Richard Bois montre ainsi “comment un choix artistique est aussi un choix de société”… et un choix politique. A la vision du documentaire, on ne peut s’empêcher de faire une comparaison avec le film “Whiplash” de Damien Chazelle dont les ressorts reposent sur une tout autre vision de la société et du “coaching” : Andrew, jeune homme de 19 ans, rêve de devenir le “meilleur” batteur de sa génération. Au Conservatoire de Manhattan, il aura comme professeur Terence Fletcher, leader d’un big-band qui est convaincu que la direction musicale ne peut reposer que sur l’autorité et, pour cela, passer par l’humiliation : une vision néo-libérale de la société qui repose avant tout sur un esprit de compétitivité. Il faut être le “meilleur”, surpasser les autres plutôt que de défendre un projet collectif : une autre vision des rapports humains et de la politique. Revenons à Zicocratie dont le message me paraît bien plus valorisant. Le documentaire montre comment l’orchestre monte en puissance au fil des discussions et des répétitions pour se terminer en force par la partie vocale de Thomas de Pourquery sur le thème Shit Happens. On est impatient de découvrir le nouveau projet de ce Megaoctet, “Obsession 3” qui sera présenté à Gand en mai et dont l’album sortira en novembre.

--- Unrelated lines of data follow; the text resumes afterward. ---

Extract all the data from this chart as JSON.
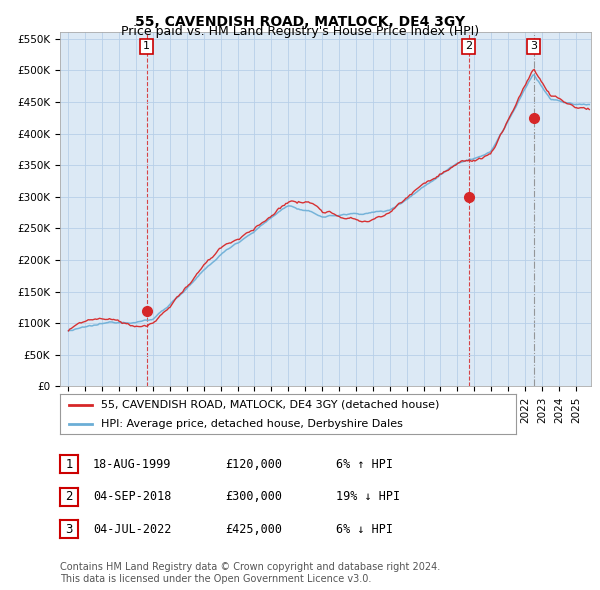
{
  "title": "55, CAVENDISH ROAD, MATLOCK, DE4 3GY",
  "subtitle": "Price paid vs. HM Land Registry's House Price Index (HPI)",
  "ylim": [
    0,
    560000
  ],
  "yticks": [
    0,
    50000,
    100000,
    150000,
    200000,
    250000,
    300000,
    350000,
    400000,
    450000,
    500000,
    550000
  ],
  "ytick_labels": [
    "£0",
    "£50K",
    "£100K",
    "£150K",
    "£200K",
    "£250K",
    "£300K",
    "£350K",
    "£400K",
    "£450K",
    "£500K",
    "£550K"
  ],
  "hpi_color": "#6baed6",
  "price_color": "#d62728",
  "background_color": "#ffffff",
  "chart_bg_color": "#dce9f5",
  "grid_color": "#b8cfe8",
  "legend_label_price": "55, CAVENDISH ROAD, MATLOCK, DE4 3GY (detached house)",
  "legend_label_hpi": "HPI: Average price, detached house, Derbyshire Dales",
  "transactions": [
    {
      "num": 1,
      "date": 1999.63,
      "price": 120000,
      "vline_color": "#d62728",
      "vline_style": "--",
      "date_str": "18-AUG-1999",
      "price_str": "£120,000",
      "hpi_str": "6% ↑ HPI"
    },
    {
      "num": 2,
      "date": 2018.67,
      "price": 300000,
      "vline_color": "#d62728",
      "vline_style": "--",
      "date_str": "04-SEP-2018",
      "price_str": "£300,000",
      "hpi_str": "19% ↓ HPI"
    },
    {
      "num": 3,
      "date": 2022.5,
      "price": 425000,
      "vline_color": "#888888",
      "vline_style": "-.",
      "date_str": "04-JUL-2022",
      "price_str": "£425,000",
      "hpi_str": "6% ↓ HPI"
    }
  ],
  "footer": "Contains HM Land Registry data © Crown copyright and database right 2024.\nThis data is licensed under the Open Government Licence v3.0.",
  "title_fontsize": 10,
  "subtitle_fontsize": 9,
  "tick_fontsize": 7.5,
  "legend_fontsize": 8,
  "footer_fontsize": 7,
  "table_fontsize": 8.5
}
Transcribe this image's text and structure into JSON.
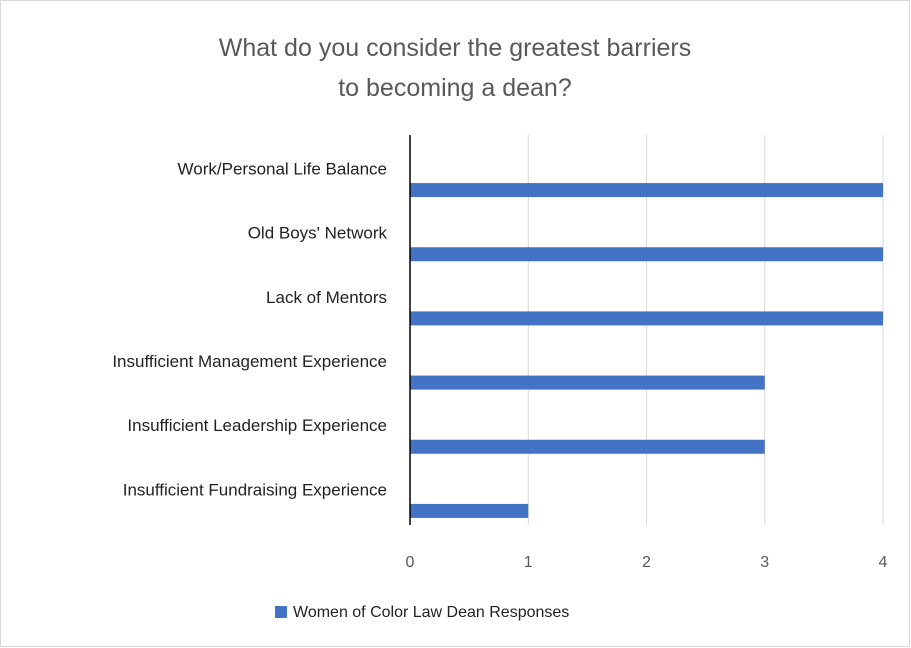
{
  "chart_data": {
    "type": "bar",
    "orientation": "horizontal",
    "title": "What do you consider the greatest barriers to becoming a dean?",
    "categories": [
      "Work/Personal Life Balance",
      "Old Boys' Network",
      "Lack of Mentors",
      "Insufficient Management Experience",
      "Insufficient Leadership Experience",
      "Insufficient Fundraising Experience"
    ],
    "series": [
      {
        "name": "Women of Color Law Dean Responses",
        "color": "#4472c4",
        "values": [
          4,
          4,
          4,
          3,
          3,
          1
        ]
      }
    ],
    "xlim": [
      0,
      4
    ],
    "xticks": [
      0,
      1,
      2,
      3,
      4
    ],
    "grid": true,
    "legend": "bottom"
  }
}
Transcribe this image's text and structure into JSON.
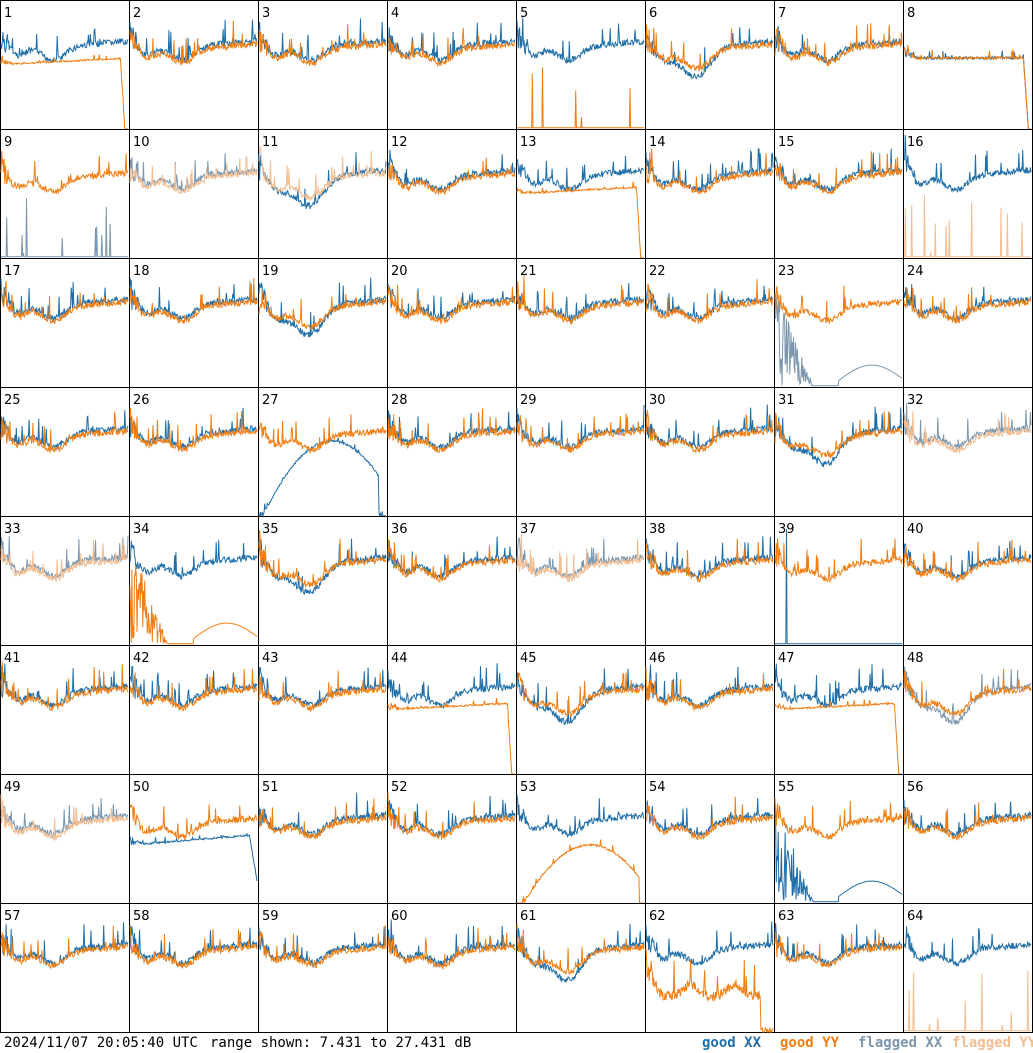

D’autres réalisations de Richard Bois montrent la même préoccupation sociale et politique. “Le nid des Phoenix”, documentaire coproduit par France 3 et TVR Rennes, s’intéresse au Centre Mutualiste de Kerpape, dans le Morbihan : un diptyque qui présente les 50 premières années du Centre servant alors de sanatorium (1914-64), puis les cinquante années suivantes lorsque l’institution s’est muée en Centre de rééducation et de réadaptation fonctionnelle. Une autre manière d’envisager un rapport social : celui qui lie le patient à son soignant. En tant que compositeur de musiques de films, c’est l’Histoire et ses rapports de force qui ont intéressé Richard Bois. Après avoir composé la musique de “L’ennemi intime”, film de Patrick Rotman consacré à la guerre d’Algérie, il s’est attelé à la musique du film “Les survivants” consacré, par le même réalisateur, aux différents camps de concentration de la deuxième guerre mondiale. S’inspirant des orchestres qui, tant bien que mal, se sont constitués à l’intérieur des camps, il a rassemblé une équipe d’une quinzaine de musiciens parmi lesquels une série de jazzmen français : des cordes, une flûte, un cor, un vibraphone, un piano (Laurent Coq), une guitare acoustique (David Chevalier), un accordéonniste (Didier Ithursarry), un percussionniste (Éric Echampard, archet sur cymbales) et une vocaliste (Jeanne Added sur “Let Them Now”). Les seize plages de l’album “Les survivants, musiques et paroles” font alterner témoignages de survivants, narration faite par la comédienne Florence Pernel et extraits musicaux dont l’inspiration est, à chaque fois, commentée dans le livret.
Toutes ces réalisations sont disponibles auprès de la maison de production Ruwenzori (du nom de cette montagne séparant le Congo de l’Ouganda) fondée en 1994 par Richard Bois (ruwenzori.fr et www.richardbois.com).